À chaque fois que je sers cette mousse, la question revient : « Qu’est-ce que tu as mis dedans ? » Personne ne devine. La réponse tient dans une seule petite baie brûne, ronde comme un grain de poivre : le piment de la Jamaïque. Sur un chocolat noir intense, il fait un effet que j’adore provoquer — ce moment où l’on cherche le mot juste pour décrire une saveur qu’on reconnaît sans la nommer.
J’ai appris à vraiment connaître cette épice en 2020, en visitant des plantations dans le nord de l’Éspírito Santo et le sud de Bahia. C’est là qu’on m’a montré ce qui rend le piment de la Jamaïque si particulier, et pourquoi il ne faut surtout pas le confondre avec notre « quatre-épices » français.
Une baie, quatre arômes
Le « quatre-épices » que l’on trouve souvent en France est un mélange : quatre poudres distinctes, poivre, muscade, girofle et gingembre, réunies dans un même pot. Le piment de la Jamaïque, lui, est tout l’inverse : une seule baie, celle du Pimenta dioica, qui développe naturellement des notes de clou de girofle, de muscade, de cannelle et de poivre. Tout est déjà là, dans un seul fruit. C’est ce qui lui vaut son nom anglais, allspice, « toutes les épices ».

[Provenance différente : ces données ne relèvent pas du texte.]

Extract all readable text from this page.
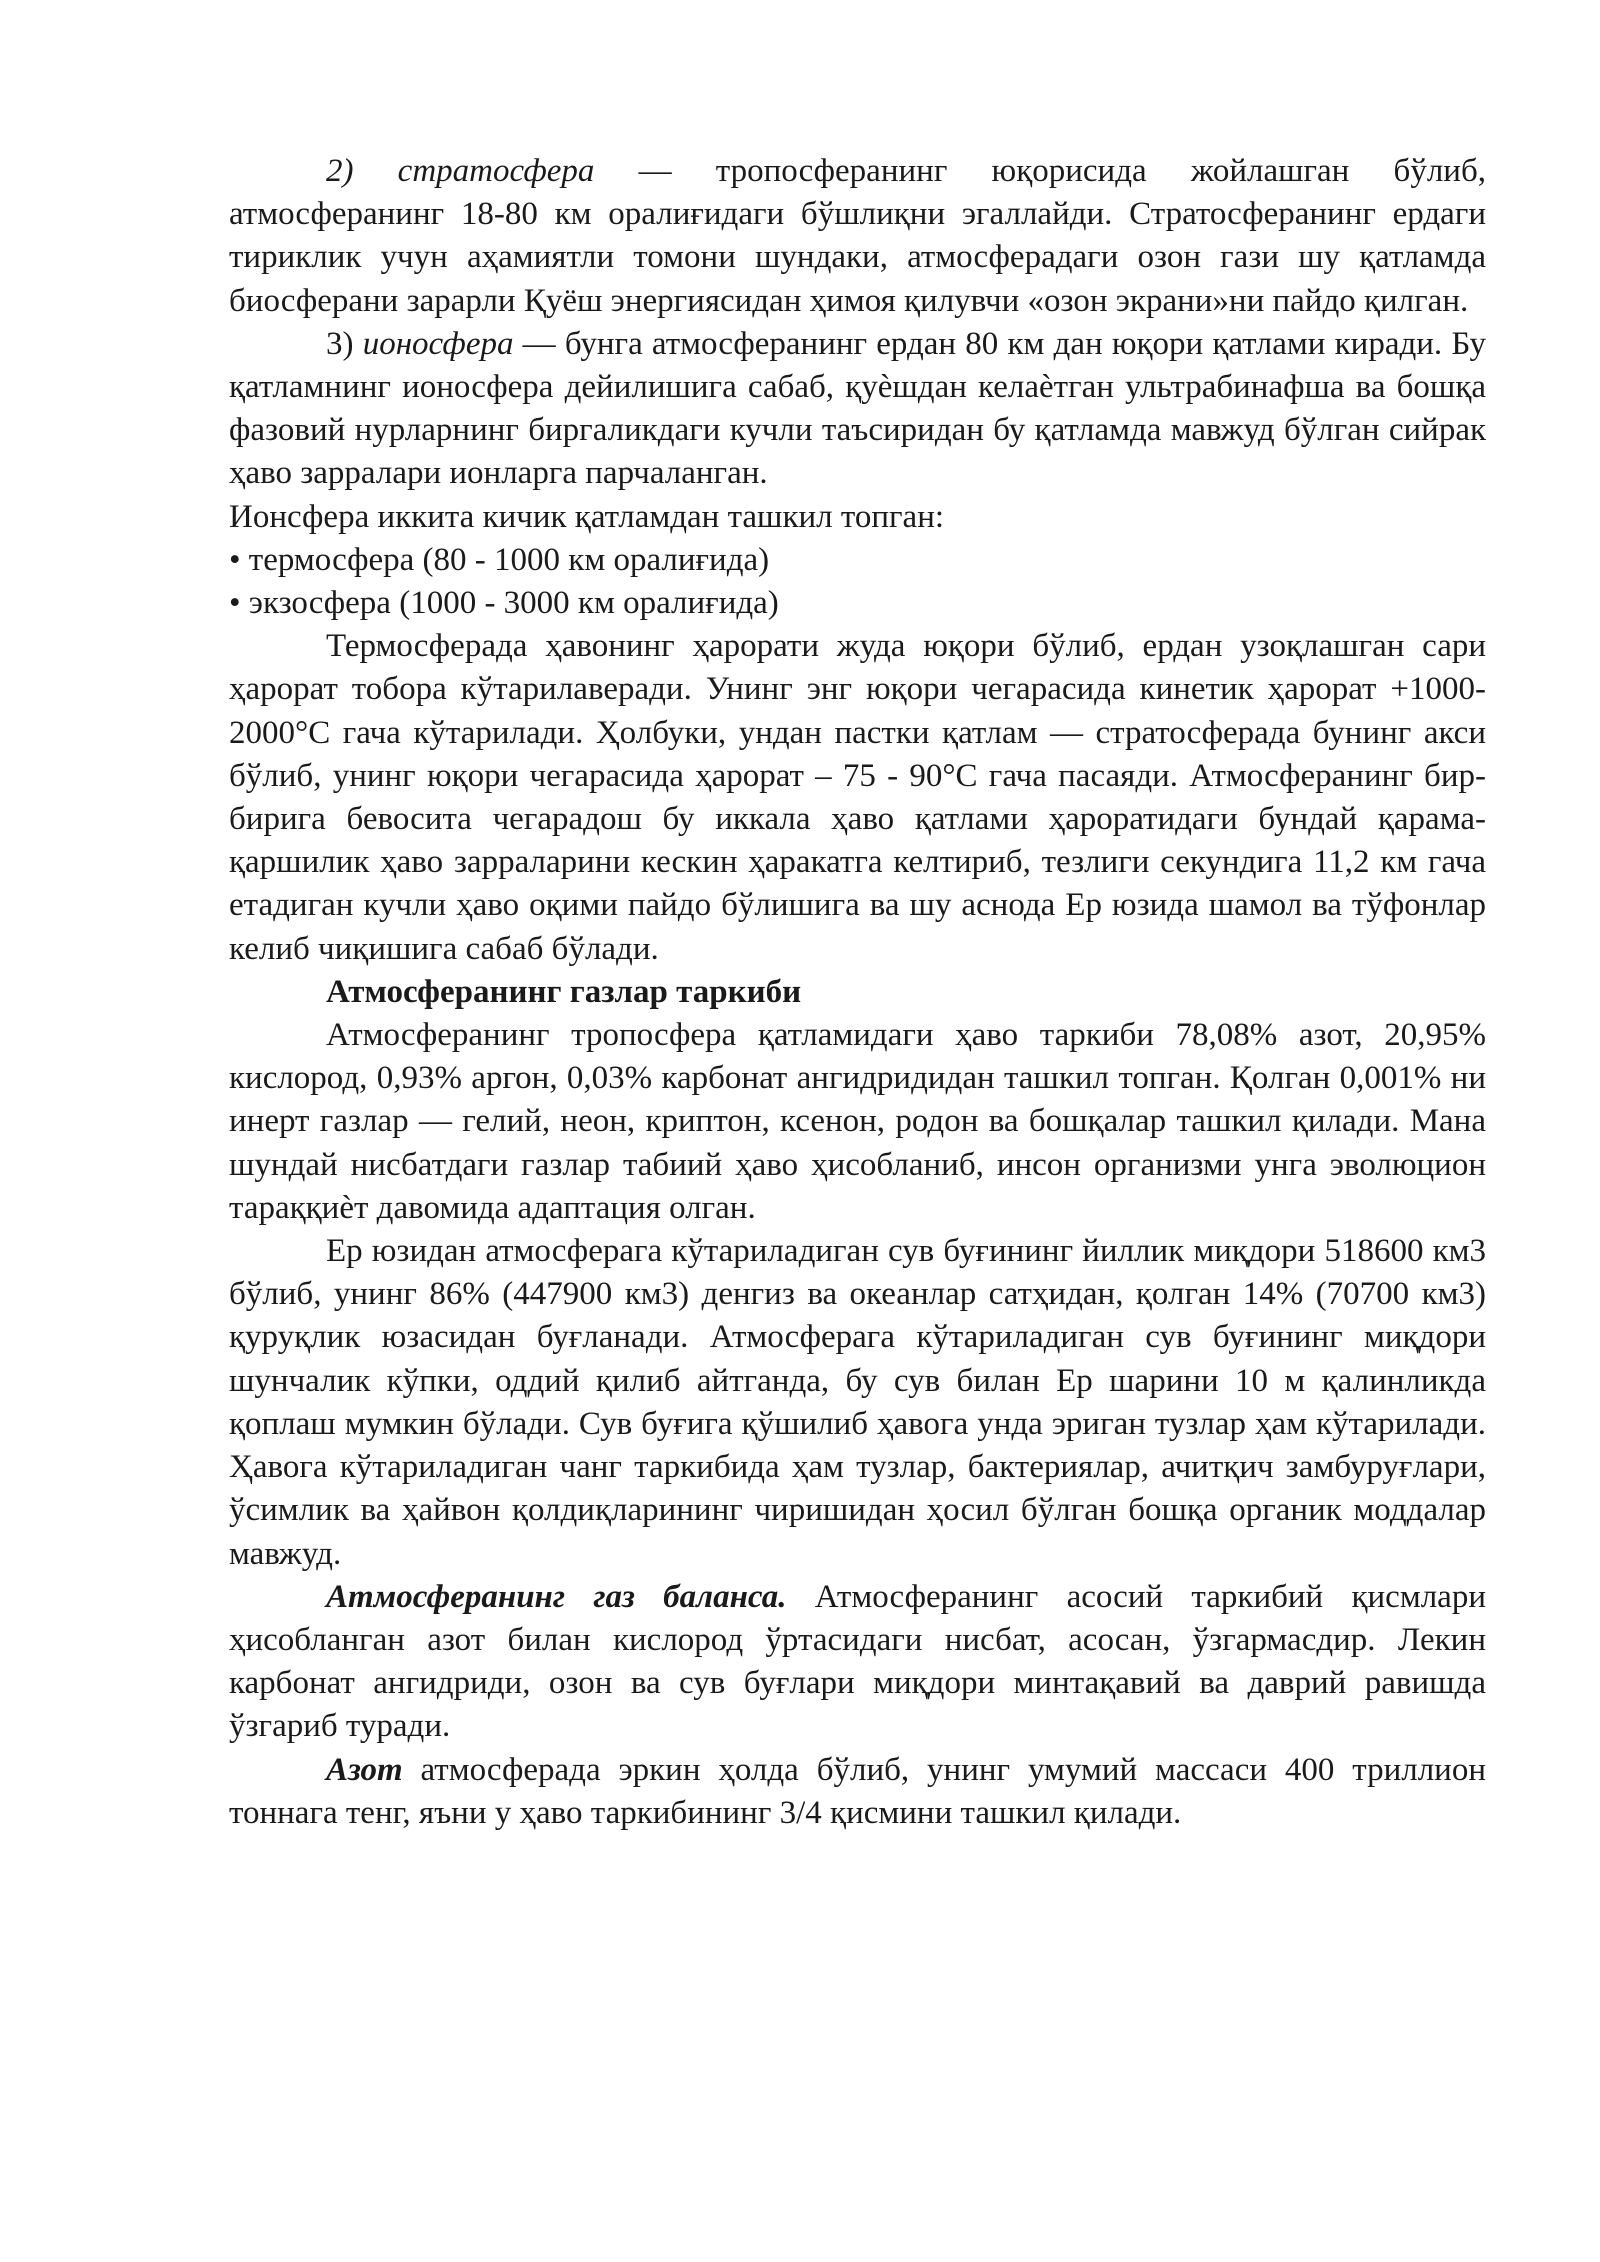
2) стратосфера — тропосферанинг юқорисида жойлашган бўлиб, атмосферанинг 18-80 км оралиғидаги бўшлиқни эгаллайди. Стратосферанинг ердаги тириклик учун аҳамиятли томони шундаки, атмосферадаги озон гази шу қатламда биосферани зарарли Қуёш энергиясидан ҳимоя қилувчи «озон экрани»ни пайдо қилган.

3) ионосфера — бунга атмосферанинг ердан 80 км дан юқори қатлами киради. Бу қатламнинг ионосфера дейилишига сабаб, қуѐшдан келаѐтган ультрабинафша ва бошқа фазовий нурларнинг биргаликдаги кучли таъсиридан бу қатламда мавжуд бўлган сийрак ҳаво зарралари ионларга парчаланган.

Ионсфера иккита кичик қатламдан ташкил топган:

• термосфера (80 - 1000 км оралиғида)

• экзосфера (1000 - 3000 км оралиғида)

Термосферада ҳавонинг ҳарорати жуда юқори бўлиб, ердан узоқлашган сари ҳарорат тобора кўтарилаверади. Унинг энг юқори чегарасида кинетик ҳарорат +1000-2000°С гача кўтарилади. Ҳолбуки, ундан пастки қатлам — стратосферада бунинг акси бўлиб, унинг юқори чегарасида ҳарорат – 75 - 90°С гача пасаяди. Атмосферанинг бир-бирига бевосита чегарадош бу иккала ҳаво қатлами ҳароратидаги бундай қарама-қаршилик ҳаво зарраларини кескин ҳаракатга келтириб, тезлиги секундига 11,2 км гача етадиган кучли ҳаво оқими пайдо бўлишига ва шу аснода Ер юзида шамол ва тўфонлар келиб чиқишига сабаб бўлади.

Атмосферанинг газлар таркиби

Атмосферанинг тропосфера қатламидаги ҳаво таркиби 78,08% азот, 20,95% кислород, 0,93% аргон, 0,03% карбонат ангидридидан ташкил топган. Қолган 0,001% ни инерт газлар — гелий, неон, криптон, ксенон, родон ва бошқалар ташкил қилади. Мана шундай нисбатдаги газлар табиий ҳаво ҳисобланиб, инсон организми унга эволюцион тараққиѐт давомида адаптация олган.

Ер юзидан атмосферага кўтариладиган сув буғининг йиллик миқдори 518600 км3 бўлиб, унинг 86% (447900 км3) денгиз ва океанлар сатҳидан, қолган 14% (70700 км3) қуруқлик юзасидан буғланади. Атмосферага кўтариладиган сув буғининг миқдори шунчалик кўпки, оддий қилиб айтганда, бу сув билан Ер шарини 10 м қалинликда қоплаш мумкин бўлади. Сув буғига қўшилиб ҳавога унда эриган тузлар ҳам кўтарилади. Ҳавога кўтариладиган чанг таркибида ҳам тузлар, бактериялар, ачитқич замбуруғлари, ўсимлик ва ҳайвон қолдиқларининг чиришидан ҳосил бўлган бошқа органик моддалар мавжуд.

Атмосферанинг газ баланса. Атмосферанинг асосий таркибий қисмлари ҳисобланган азот билан кислород ўртасидаги нисбат, асосан, ўзгармасдир. Лекин карбонат ангидриди, озон ва сув буғлари миқдори минтақавий ва даврий равишда ўзгариб туради.

Азот атмосферада эркин ҳолда бўлиб, унинг умумий массаси 400 триллион тоннага тенг, яъни у ҳаво таркибининг 3/4 қисмини ташкил қилади.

Malgré son nom, il ne pique pas : il est chaleureux, boisé, légèrement sucré. C’est justement cette chaleur épicée, ce côté girofle-cannelle, qui épouse le cacao comme s’ils étaient faits l’un pour l’autre.
Voici la recette que je prépare le plus souvent avec lui : une mousse au chocolat noir toute simple, où il se glisse discrètement pour tout transformer.
Ingrédients
- 200 g de chocolat noir à 70 % de cacao
- 4 œufs frais, blancs et jaunes séparés
- 30 g de sucre
- 1 pincée de piment de la Jamaïque fraîchement moulu (environ 1/4 de cuillère à café)
- 1 pincée de sel
Préparation
Faites fondre le chocolat noir au bain-marie, doucement, puis laissez tiédir.

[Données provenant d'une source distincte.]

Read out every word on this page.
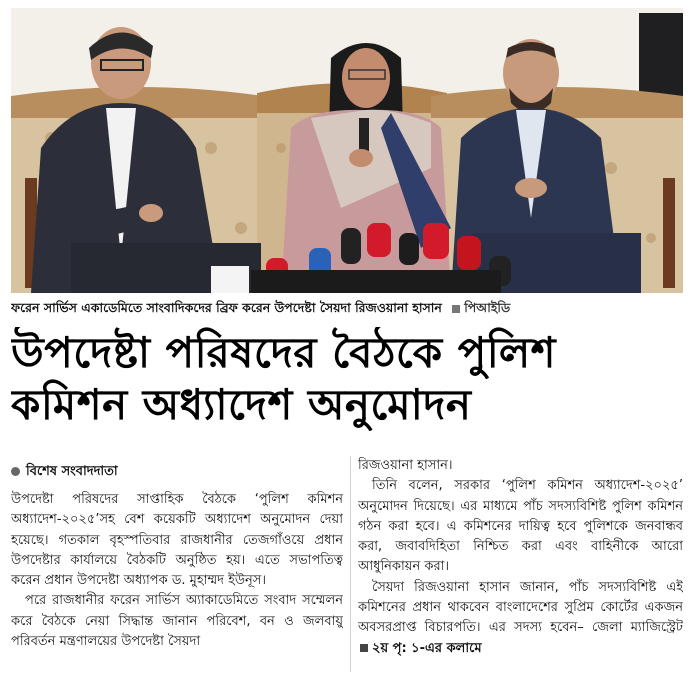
ফরেন সার্ভিস একাডেমিতে সাংবাদিকদের ব্রিফ করেন উপদেষ্টা সৈয়দা রিজওয়ানা হাসান পিআইডি
উপদেষ্টা পরিষদের বৈঠকে পুলিশ
কমিশন অধ্যাদেশ অনুমোদন
বিশেষ সংবাদদাতা

উপদেষ্টা পরিষদের সাপ্তাহিক বৈঠকে ‘পুলিশ কমিশন অধ্যাদেশ-২০২৫’সহ বেশ কয়েকটি অধ্যাদেশ অনুমোদন দেয়া হয়েছে। গতকাল বৃহস্পতিবার রাজধানীর তেজগাঁওয়ে প্রধান উপদেষ্টার কার্যালয়ে বৈঠকটি অনুষ্ঠিত হয়। এতে সভাপতিত্ব করেন প্রধান উপদেষ্টা অধ্যাপক ড. মুহাম্মদ ইউনূস।

পরে রাজধানীর ফরেন সার্ভিস অ্যাকাডেমিতে সংবাদ সম্মেলন করে বৈঠকে নেয়া সিদ্ধান্ত জানান পরিবেশ, বন ও জলবায়ু পরিবর্তন মন্ত্রণালয়ের উপদেষ্টা সৈয়দা

রিজওয়ানা হাসান।

তিনি বলেন, সরকার ‘পুলিশ কমিশন অধ্যাদেশ-২০২৫’ অনুমোদন দিয়েছে। এর মাধ্যমে পাঁচ সদস্যবিশিষ্ট পুলিশ কমিশন গঠন করা হবে। এ কমিশনের দায়িত্ব হবে পুলিশকে জনবান্ধব করা, জবাবদিহিতা নিশ্চিত করা এবং বাহিনীকে আরো আধুনিকায়ন করা।

সৈয়দা রিজওয়ানা হাসান জানান, পাঁচ সদস্যবিশিষ্ট এই কমিশনের প্রধান থাকবেন বাংলাদেশের সুপ্রিম কোর্টের একজন অবসরপ্রাপ্ত বিচারপতি। এর সদস্য হবেন– জেলা ম্যাজিস্ট্রেট ২য় পৃ: ১-এর কলামে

Incorporez les jaunes d'œufs un à un au chocolat tiède, puis le piment de la Jamaïque fraîchement moulu.
Montez les blancs en neige ferme avec la pincée de sel, en ajoutant le sucre à la fin.

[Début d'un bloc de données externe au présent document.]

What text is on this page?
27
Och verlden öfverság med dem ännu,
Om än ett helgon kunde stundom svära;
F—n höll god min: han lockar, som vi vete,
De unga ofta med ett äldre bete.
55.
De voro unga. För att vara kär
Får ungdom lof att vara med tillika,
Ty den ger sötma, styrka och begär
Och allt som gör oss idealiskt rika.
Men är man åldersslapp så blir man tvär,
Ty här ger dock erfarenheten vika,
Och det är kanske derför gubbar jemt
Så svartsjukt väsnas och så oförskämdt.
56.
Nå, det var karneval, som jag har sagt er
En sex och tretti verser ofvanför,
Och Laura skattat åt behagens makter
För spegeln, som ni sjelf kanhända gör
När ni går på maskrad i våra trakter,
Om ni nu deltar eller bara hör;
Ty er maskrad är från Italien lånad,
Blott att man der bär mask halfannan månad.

Incorporez délicatement les blancs au chocolat, en soulevant la masse pour garder l'air.
Répartissez dans quatre ramequins et laissez prendre au moins 3 heures au réfrigérateur avant de servir.
REMARQUES
Moulez le piment de la Jamaïque au dernier moment : une seule baie développe des notes de girofle, muscade, cannelle et poivre qui épousent le cacao. Une main légère suffit.
On peut jouer le même accord ailleurs : sur un moelleux au chocolat, dans un vin chaud, sur des fruits pochés ou même dans une marinade de viande mijotée. Mais c’est sur le chocolat noir qu’il me surprend encore, après toutes ces années.
Questions fréquentes
Le piment de la Jamaïque est-il piquant ?
Non, malgré son nom. C’est une épice aromatique et chaleureuse, pas un piment fort : elle rappelle le clou de girofle, la muscade, la cannelle et le poivre, sans brûler le palais.
Quelle différence avec le quatre-épices ?
Le quatre-épices est un mélange de quatre poudres différentes. Le piment de la Jamaïque est une baie unique qui réunit naturellement ces arômes : un seul fruit, quatre parfums.
Avec quoi l’associer, à part le chocolat ?
Il est superbe dans un vin chaud, un pain d’épices, une marinade de viande mijotée, ou sur des fruits pochés comme la poire et la pêche. Toujours à petite dose.